Var @foobar



  • I was doing some refactoring of an old javascript, and found out that @ and # have some special meaning. I don't kow what they are. Googling for '@' is tricky. Does anyone know?



  • http://www.ecma-international.org/publications/files/ECMA-ST/ECMA-262.pdf doesn't list it except as a placeholder for math ops, and in the context of escape and URIEncode. Dunno.



  • http://msdn.microsoft.com/en-us/library/ce57k8d5(v=VS.85).aspx Also not listed as an operator in JScript (which is 99.9% ECMAScript, but might as well check)



  • I know the char limit is a pain, but what type of special meaning are you seeing? Are you sure it's not just part of the variable name? Or ignored entirely?

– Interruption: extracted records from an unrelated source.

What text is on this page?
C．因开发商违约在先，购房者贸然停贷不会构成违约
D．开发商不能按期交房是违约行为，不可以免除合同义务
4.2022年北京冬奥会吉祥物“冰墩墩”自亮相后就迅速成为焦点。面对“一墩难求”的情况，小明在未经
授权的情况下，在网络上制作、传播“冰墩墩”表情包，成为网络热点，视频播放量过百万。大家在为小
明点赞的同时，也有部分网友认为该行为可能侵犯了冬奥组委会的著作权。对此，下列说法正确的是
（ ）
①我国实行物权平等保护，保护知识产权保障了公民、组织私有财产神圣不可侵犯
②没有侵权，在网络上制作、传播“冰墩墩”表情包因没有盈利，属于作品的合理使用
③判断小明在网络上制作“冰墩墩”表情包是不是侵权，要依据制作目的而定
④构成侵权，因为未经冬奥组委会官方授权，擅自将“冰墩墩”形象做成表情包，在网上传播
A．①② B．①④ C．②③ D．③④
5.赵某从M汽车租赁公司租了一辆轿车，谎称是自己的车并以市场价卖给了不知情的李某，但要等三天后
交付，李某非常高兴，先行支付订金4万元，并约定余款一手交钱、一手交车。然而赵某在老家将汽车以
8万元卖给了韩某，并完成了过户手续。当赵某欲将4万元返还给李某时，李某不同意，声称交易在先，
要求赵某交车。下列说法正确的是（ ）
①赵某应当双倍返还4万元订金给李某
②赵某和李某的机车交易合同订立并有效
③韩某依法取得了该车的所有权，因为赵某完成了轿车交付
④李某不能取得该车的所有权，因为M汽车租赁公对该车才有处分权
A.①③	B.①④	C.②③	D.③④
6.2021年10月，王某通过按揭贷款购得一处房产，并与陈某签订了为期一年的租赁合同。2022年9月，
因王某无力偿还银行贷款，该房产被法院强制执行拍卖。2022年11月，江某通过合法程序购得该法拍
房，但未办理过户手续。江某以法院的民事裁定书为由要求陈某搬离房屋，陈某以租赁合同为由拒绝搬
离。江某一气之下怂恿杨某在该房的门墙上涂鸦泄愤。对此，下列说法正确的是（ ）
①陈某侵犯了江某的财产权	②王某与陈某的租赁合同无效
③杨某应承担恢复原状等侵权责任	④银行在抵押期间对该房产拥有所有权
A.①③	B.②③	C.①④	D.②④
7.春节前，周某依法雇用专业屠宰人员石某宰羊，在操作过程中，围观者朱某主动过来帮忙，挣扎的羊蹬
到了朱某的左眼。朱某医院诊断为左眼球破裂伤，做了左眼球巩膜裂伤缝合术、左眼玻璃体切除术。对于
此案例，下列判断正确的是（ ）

  • In firefox, @variable produces "missing variable name", and #foobar causes "illegal character". Under chrome, they both produce "illegal character"



  • IE8 uses @ for conditional comments. # is an illegal as well. I'll go read your links. Forgot to mention they cause errors. :)

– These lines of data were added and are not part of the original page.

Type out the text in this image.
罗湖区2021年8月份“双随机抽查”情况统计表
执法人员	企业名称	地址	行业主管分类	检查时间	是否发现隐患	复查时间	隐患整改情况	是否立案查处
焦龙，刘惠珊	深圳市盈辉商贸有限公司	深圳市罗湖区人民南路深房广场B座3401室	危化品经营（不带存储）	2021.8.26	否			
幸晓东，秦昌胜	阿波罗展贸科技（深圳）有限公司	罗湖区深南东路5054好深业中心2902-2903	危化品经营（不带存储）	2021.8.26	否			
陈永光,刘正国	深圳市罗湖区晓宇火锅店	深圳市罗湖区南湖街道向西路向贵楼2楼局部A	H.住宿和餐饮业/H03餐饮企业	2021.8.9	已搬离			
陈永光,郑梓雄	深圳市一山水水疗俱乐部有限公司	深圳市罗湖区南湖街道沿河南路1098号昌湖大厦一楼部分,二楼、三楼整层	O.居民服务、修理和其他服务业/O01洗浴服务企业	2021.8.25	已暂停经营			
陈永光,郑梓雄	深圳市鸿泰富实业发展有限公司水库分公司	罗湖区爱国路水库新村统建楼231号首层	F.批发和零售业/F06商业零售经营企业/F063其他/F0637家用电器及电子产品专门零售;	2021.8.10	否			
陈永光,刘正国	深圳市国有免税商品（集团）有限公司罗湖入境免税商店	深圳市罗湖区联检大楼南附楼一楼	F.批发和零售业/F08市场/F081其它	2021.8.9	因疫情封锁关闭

  • Is it in a .js file? The rules are different... nothing in JavaScript prohibits them, but something in HTML/XHTML/XML/whatever might. I doubt either is legal in var names though.



  • @blakeyrat said:

    Is it in a .js file? The rules are different...
    No difference. It's academic now because I've switched to the _, but it's still weird.



  • @dhromed said:

    @blakeyrat said:
    Is it in a .js file? The rules are different...
    No difference. It's academic now because I've switched to the _, but it's still weird.

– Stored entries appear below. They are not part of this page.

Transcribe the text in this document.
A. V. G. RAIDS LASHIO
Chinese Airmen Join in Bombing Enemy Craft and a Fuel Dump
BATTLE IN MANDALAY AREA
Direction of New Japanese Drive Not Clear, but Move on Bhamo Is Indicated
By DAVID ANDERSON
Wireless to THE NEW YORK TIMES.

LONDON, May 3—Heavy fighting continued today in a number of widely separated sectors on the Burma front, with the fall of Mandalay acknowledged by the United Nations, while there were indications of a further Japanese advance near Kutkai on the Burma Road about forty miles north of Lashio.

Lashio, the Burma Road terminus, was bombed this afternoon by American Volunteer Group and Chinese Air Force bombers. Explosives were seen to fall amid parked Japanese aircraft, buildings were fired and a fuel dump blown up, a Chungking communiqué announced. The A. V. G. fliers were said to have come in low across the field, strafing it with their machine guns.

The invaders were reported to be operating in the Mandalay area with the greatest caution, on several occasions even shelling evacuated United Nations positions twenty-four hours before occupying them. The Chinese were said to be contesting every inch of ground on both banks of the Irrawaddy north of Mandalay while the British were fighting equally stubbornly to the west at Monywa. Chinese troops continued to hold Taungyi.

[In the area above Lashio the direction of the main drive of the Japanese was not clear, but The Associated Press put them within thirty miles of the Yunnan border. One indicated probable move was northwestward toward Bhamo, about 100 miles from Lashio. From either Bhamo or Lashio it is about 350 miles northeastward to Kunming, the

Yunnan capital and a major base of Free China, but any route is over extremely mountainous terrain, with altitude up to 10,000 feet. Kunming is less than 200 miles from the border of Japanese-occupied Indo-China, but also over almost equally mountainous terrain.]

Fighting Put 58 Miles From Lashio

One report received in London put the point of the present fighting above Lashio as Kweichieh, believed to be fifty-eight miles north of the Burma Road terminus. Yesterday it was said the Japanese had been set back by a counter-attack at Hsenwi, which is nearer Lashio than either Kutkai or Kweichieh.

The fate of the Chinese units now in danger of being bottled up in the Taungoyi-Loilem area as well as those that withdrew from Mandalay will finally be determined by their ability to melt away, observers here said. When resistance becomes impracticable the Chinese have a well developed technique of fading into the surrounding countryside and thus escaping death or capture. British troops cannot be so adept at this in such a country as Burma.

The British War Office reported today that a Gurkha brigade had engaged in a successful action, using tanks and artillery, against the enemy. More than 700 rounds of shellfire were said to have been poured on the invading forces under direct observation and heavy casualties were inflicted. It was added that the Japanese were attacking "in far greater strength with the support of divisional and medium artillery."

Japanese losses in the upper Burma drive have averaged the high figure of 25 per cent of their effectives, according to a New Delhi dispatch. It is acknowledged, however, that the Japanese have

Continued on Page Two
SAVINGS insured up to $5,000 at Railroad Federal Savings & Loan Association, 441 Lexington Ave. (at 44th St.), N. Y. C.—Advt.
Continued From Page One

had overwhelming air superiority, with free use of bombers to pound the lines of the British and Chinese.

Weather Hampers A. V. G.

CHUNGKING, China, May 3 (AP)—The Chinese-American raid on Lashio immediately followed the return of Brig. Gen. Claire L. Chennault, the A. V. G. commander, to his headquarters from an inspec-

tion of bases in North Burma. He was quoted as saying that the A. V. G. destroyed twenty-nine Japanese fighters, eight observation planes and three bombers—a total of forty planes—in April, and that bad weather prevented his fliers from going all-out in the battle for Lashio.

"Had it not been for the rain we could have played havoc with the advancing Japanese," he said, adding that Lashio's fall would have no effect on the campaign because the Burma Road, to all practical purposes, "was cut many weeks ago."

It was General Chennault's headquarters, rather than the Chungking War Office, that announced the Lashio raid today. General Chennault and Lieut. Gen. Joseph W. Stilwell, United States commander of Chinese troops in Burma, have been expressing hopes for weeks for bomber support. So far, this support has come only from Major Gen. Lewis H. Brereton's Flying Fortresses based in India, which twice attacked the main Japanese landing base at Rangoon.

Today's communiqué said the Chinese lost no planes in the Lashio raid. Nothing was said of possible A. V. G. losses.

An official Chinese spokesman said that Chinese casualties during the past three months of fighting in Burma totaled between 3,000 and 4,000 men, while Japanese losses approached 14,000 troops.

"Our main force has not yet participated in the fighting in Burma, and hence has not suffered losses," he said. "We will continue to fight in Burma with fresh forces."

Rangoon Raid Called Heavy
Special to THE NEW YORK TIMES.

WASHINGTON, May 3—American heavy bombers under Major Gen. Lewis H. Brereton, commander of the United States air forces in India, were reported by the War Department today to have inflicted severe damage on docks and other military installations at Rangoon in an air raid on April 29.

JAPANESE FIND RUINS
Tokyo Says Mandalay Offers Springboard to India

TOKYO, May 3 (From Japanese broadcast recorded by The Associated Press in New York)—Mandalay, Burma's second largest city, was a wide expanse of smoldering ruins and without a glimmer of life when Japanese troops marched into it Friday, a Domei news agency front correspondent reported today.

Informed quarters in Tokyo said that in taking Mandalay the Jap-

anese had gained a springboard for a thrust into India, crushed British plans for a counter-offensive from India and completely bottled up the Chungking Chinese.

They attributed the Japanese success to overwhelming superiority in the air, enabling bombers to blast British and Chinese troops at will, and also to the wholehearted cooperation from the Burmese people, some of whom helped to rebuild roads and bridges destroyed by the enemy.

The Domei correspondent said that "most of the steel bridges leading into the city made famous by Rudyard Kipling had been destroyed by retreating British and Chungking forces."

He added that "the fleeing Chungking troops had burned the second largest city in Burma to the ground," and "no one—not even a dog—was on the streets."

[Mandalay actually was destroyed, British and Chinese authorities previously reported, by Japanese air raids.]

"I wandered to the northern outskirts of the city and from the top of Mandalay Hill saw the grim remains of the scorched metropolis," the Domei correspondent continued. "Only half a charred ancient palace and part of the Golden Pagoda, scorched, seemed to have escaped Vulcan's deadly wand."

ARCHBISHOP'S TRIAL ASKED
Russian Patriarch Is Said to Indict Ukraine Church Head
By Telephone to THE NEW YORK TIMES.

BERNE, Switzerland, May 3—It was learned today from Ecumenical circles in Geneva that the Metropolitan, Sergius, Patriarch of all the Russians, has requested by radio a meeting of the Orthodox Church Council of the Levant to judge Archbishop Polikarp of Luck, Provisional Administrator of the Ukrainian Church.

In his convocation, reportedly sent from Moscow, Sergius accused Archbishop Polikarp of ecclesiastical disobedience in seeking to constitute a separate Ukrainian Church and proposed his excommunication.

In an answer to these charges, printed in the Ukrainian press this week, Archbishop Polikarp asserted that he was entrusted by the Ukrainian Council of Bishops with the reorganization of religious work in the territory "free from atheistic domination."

    Now that the post limit is (according to General Discussion) fixed, care to explain a little bit more on this? I'm still confused-- how was it working before?

    The only thing I can think of is that if they are eval-ing the function, they could do a little pre-processing to turn the @ and # into something... but surely you'd have noticed that.



  • I was writing a class for a graph writer thing, and thought to myselfit might beneficial if I denoted private properties (i.e. the class-function's local variables) with a prefixed @ or #.

    Those characters, to the best of my knowledge, have no special meaning in JS. And yet, they produce syntax errors.

    Just put it in a console and see for yourself.



  • Ok, silly me. When you typed "refactoring old JavaScript", I stupidly assumed you meant that you were refactoring old JavaScript instead of writing a brand new class. And when you said that @ and # have some "special meaning", I stupidly assumed you'd observed some special meaning of those characters instead of just syntax errors.

    If you re-read those specs (well the ECMA one at least), you'll probably find it defines a set of valid characters for identifiers, with all other characters being invalid. Which would be why you get a syntax error, and also why a simple search for @ and # doesn't show up in the spec. I'm virtually certain that's the case here.



  • Yeah, might be a case of "just cuz".

    I'm not sure I can come up with a reason why $ and _ were included in the list of valid chars, and everything else wasn't— even if they are unused.



  • @dhromed said:

    I'm not sure I can come up with a reason why $ and _ were included in the list of valid chars, and everything else wasn't— even if they are unused.

    That way lies madness (and future unextensibility).